Alice was very nearly getting up and
saying, 'Thank you, sir, for your
interesting story,' but she could not help
thinking there MUST be more to come, so she
sat still and said nothing.
'When we were little,' the Mock Turtle went
on at last, more calmly, though still
sobbing a little now and then, 'we went to
school in the sea.
The master was an old Turtle--we used to
call him Tortoise--'
'Why did you call him Tortoise, if he
wasn't one?'
Alice asked.
'We called him Tortoise because he taught
us,' said the Mock Turtle angrily: 'really
you are very dull!'
'You ought to be ashamed of yourself for
asking such a simple question,' added the
Gryphon; and then they both sat silent and
looked at poor Alice, who felt ready to
sink into the earth.
At last the Gryphon said to the Mock
Turtle, 'Drive on, old fellow!
Don't be all day about it!' and he went on
in these words:
'Yes, we went to school in the sea, though
you mayn't believe it--'
'I never said I didn't!' interrupted Alice.

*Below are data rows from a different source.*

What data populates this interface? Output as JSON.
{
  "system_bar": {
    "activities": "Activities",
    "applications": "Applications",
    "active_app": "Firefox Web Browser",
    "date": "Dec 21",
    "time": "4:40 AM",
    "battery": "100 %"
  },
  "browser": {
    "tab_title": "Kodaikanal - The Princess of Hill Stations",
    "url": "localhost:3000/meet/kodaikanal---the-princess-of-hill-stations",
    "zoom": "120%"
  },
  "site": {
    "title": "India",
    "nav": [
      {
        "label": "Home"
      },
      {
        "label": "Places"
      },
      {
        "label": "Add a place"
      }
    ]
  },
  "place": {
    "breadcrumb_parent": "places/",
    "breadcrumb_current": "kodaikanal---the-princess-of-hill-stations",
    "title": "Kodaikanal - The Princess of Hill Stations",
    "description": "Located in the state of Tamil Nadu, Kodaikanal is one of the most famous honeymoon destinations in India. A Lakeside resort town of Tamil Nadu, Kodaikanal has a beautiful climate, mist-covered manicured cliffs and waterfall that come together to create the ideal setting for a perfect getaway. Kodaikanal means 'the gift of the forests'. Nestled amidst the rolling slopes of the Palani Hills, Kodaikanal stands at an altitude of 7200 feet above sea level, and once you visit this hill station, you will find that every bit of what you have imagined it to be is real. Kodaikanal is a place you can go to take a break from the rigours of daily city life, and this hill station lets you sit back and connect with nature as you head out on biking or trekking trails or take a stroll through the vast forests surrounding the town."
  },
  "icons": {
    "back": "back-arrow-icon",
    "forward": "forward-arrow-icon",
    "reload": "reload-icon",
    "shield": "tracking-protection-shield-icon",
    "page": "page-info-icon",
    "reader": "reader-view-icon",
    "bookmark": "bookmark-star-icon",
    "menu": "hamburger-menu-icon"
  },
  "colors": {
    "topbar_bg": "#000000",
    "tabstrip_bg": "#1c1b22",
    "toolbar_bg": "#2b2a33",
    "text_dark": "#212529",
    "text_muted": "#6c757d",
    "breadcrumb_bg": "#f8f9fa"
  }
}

'You did,' said the Mock Turtle.
'Hold your tongue!' added the Gryphon,
before Alice could speak again.
The Mock Turtle went on.
'We had the best of educations--in fact, we
went to school every day--'
'I'VE been to a day-school, too,' said
Alice; 'you needn't be so proud as all
that.'
'With extras?' asked the Mock Turtle a
little anxiously.
'Yes,' said Alice, 'we learned French and
music.'
'And washing?' said the Mock Turtle.
'Certainly not!' said Alice indignantly.
'Ah! then yours wasn't a really good
school,' said the Mock Turtle in a tone of
great relief.
'Now at OURS they had at the end of the
bill, "French, music, AND WASHING--extra."'
'You couldn't have wanted it much,' said
Alice; 'living at the bottom of the sea.'
'I couldn't afford to learn it.' said the
Mock Turtle with a sigh.
'I only took the regular course.'
'What was that?' inquired Alice.
'Reeling and Writhing, of course, to begin
with,' the Mock Turtle replied; 'and then
the different branches of Arithmetic--
Ambition, Distraction, Uglification, and
Derision.'
'I never heard of "Uglification,"' Alice
ventured to say.
'What is it?'
The Gryphon lifted up both its paws in
surprise.
'What!
Never heard of uglifying!' it exclaimed.
'You know what to beautify is, I suppose?'
'Yes,' said Alice doubtfully: 'it means--
to--make--anything--prettier.'
'Well, then,' the Gryphon went on, 'if you
don't know what to uglify is, you ARE a
simpleton.'
Alice did not feel encouraged to ask any
more questions about it, so she turned to
the Mock Turtle, and said 'What else had
you to learn?'
'Well, there was Mystery,' the Mock Turtle
replied, counting off the subjects on his
flappers, '--Mystery, ancient and modern,
with Seaography: then Drawling--the
Drawling-master was an old conger-eel, that
used to come once a week: HE taught us
Drawling, Stretching, and Fainting in
Coils.'
'What was THAT like?' said Alice.
'Well, I can't show it you myself,' the
Mock Turtle said: 'I'm too stiff.
And the Gryphon never learnt it.'
'Hadn't time,' said the Gryphon: 'I went to
the Classics master, though.
He was an old crab, HE was.'
'I never went to him,' the Mock Turtle said
with a sigh: 'he taught Laughing and Grief,
they used to say.'
'So he did, so he did,' said the Gryphon,
sighing in his turn; and both creatures hid
their faces in their paws.
'And how many hours a day did you do
lessons?' said Alice, in a hurry to change
the subject.
'Ten hours the first day,' said the Mock
Turtle: 'nine the next, and so on.'
'What a curious plan!' exclaimed Alice.
'That's the reason they're called lessons,'
the Gryphon remarked: 'because they lessen
from day to day.'
This was quite a new idea to Alice, and she
thought it over a little before she made
her next remark.
'Then the eleventh day must have been a
holiday?'
'Of course it was,' said the Mock Turtle.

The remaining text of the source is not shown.